Fact: There are no limits on the number of H-1B workers that an employer can sponsor. If more than a certain percentage of an employer's total workforce (depending on the size of the employer) are in H-1B status at any given time, the employer is considered to be "H-1B dependent".


However, being H-1B dependent does not prevent an employer from sponsoring more H-1B workers. It only requires the employer to look for US workers first. There are no specific rules about how this must be done.


An H-1B dependent employer must also avoid firing US workers in order to give their jobs to H-1B employees. However, unlike the case with green card sponsorship, an employer, even an H-1B dependent one,  is NOT required to obtain a labor certification before hiring an H-1B employee. See below.


Myth Number Two: An employer must show that there are no qualified US workers available for the job before it can hire an H-1B worker.


Fact: This is one of the most common misunderstandings I have encountered among H-1B clients during the 25 or more years that I have been representing employers and employees in this type of visa. Unless an employer is H-1B dependent, as mentioned above, or is a "willful violator" of the H-1B rules, there is NO requirement to recruit US workers in order to file an H-1B petition and have it approved. 
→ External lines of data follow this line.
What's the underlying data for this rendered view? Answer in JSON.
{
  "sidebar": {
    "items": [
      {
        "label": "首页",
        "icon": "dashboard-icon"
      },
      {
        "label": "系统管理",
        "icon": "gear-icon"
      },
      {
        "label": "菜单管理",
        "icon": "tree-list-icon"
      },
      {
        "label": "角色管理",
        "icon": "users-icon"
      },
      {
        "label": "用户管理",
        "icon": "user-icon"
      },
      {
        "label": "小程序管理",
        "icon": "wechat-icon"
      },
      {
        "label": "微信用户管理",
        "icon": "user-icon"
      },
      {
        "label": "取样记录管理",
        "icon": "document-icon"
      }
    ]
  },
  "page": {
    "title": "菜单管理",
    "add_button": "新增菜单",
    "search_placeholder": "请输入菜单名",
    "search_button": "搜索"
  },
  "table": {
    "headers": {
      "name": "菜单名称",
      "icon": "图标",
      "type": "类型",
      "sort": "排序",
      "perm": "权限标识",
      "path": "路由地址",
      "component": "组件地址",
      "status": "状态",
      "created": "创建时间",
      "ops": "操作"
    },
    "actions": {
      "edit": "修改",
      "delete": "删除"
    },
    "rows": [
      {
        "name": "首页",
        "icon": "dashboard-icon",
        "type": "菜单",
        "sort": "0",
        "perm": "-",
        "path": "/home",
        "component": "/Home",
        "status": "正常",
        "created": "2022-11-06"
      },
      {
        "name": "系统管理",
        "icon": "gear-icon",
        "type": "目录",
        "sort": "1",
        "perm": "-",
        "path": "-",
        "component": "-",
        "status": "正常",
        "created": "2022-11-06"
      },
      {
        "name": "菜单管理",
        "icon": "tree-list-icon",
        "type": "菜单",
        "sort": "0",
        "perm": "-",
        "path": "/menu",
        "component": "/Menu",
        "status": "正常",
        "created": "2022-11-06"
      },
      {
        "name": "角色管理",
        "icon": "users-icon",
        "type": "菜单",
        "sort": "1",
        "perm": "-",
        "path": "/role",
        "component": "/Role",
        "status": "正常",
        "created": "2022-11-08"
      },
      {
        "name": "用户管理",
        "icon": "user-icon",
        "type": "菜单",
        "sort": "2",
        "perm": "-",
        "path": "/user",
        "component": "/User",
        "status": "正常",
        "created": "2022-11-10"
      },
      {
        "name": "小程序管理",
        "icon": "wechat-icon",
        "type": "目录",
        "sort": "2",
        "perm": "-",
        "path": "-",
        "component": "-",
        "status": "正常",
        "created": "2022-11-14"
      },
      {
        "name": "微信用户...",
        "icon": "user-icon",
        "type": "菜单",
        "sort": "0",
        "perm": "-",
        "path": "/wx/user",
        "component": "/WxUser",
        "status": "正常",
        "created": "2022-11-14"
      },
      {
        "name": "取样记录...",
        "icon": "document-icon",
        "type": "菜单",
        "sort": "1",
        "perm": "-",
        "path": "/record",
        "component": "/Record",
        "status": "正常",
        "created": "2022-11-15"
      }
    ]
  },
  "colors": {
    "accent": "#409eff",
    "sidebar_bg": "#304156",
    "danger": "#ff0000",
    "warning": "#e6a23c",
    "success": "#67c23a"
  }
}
Even for H-1B dependent or "willful violator" employers, who are required to recruit US workers, there are few, if any, rules specifying what kind of H-1B recruitment activities are required, or requiring the employer to document those activities. Again, this is in sharp contrast to the complicated and onerous requirements for permament (green card) labor certification. It is important not to confuse between the two.


Myth Number Three: An H-1B Job Must Be Full Time


Fact: Part time jobs are also acceptable for H-1B employment. The salary for all H-1B jobs must be at least equal to the "prevailing wage" as determined by various acceptable US Labor Department methods, but the prevailing wage can be determined on an hourly basis, not only an annual one.


An H-1B petition approval or visa based on part time employment is just as valid as one based on full time employment, as long as the employee works only for the number of hours per week stated in the H-1B petition.


I will discuss some other common myths about the often misunderstood H-1B specialty worker progam in future comments.